SAN AUGUSTINE, TX (KTRE) - Why would representatives from four federal social service agencies fly all the way from Washington, D.C. for a one day meeting in San Augustine? It all started with a county judge wanting to see change in her rural community.
San Augustine County Judge Samye Johnson spoke of a venture to the backwoods of San Augustine County. She met a very poor woman in desperate need of her medicines. Johnson came to her aid but has since learned that it's impossible to individually help all the others.

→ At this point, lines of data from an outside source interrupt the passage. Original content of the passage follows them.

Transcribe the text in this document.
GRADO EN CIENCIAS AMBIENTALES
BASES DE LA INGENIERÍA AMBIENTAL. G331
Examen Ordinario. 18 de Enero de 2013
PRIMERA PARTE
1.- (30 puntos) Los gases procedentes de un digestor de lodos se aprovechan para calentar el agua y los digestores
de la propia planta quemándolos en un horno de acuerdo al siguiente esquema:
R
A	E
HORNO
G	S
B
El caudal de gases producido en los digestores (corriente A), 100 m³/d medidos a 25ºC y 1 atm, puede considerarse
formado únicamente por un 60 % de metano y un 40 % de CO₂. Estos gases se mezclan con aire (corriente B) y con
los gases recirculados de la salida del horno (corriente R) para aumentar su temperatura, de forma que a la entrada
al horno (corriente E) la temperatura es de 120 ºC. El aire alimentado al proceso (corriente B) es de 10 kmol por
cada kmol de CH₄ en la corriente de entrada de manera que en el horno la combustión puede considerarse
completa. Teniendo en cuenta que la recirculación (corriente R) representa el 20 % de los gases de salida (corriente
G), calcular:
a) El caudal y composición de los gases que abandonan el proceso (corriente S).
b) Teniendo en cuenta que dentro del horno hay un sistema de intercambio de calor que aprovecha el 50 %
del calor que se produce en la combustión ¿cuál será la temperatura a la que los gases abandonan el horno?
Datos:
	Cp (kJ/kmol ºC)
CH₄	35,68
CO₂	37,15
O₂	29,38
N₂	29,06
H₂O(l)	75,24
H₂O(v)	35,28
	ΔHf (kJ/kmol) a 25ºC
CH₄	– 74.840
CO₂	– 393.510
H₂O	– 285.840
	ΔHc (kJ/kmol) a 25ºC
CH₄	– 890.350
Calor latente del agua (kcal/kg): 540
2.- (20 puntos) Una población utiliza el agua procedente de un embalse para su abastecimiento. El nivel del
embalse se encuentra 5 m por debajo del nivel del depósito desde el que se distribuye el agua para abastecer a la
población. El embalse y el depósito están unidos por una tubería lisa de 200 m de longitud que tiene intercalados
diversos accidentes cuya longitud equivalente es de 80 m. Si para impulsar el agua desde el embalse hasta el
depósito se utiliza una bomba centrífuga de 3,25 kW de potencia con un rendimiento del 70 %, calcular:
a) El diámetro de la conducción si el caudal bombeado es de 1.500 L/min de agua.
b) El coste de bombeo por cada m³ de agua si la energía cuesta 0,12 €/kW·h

"We have a lot of elderly who live in our county," Johnson said. "Many of them have worked hard all their lives. They've never been plugged in to a social service network before and they're out in the woods starving to death."
This room is filled with the people whose job it is to help. Johnson brought them together for a social needs summit.
"How can we get services that are here and that are very good to our people, and what services do they need that we don't know about?" Johnson said.
Johnson's persistence in finding answers helped get representatives from four federal social service agencies and two state agencies to the summit.
"It wasn't an easy meeting to get to, but to commit that kind of resources to this kind of summit today is very unique," Kevin Monroe, a representative for X Factor Consulting who flew in to attend the meeting, said.
A survey conducted by the SFA Social Work Department of at least 2,000 San Augustine County residents will create a starting point for change.
Dr. Emmerentie Oliphant, who heads the SFA School of Social Work's master's program, said explained what the survey is all about.
"It's just such as the struggles people are experiencing and the strengths they are experiencing," Oliphant said.
The Columbia Center will provide mapping, so no isolated cluster of need will be missed.
"Creating an innovative solution is a great opportunity and I compliment the judge for getting out there," Dr. Darrell McDonald said. "She's a very compassionate woman."
Bureaucratic ways are difficult to change. But this petite county judge from rural East Texas is willing to try.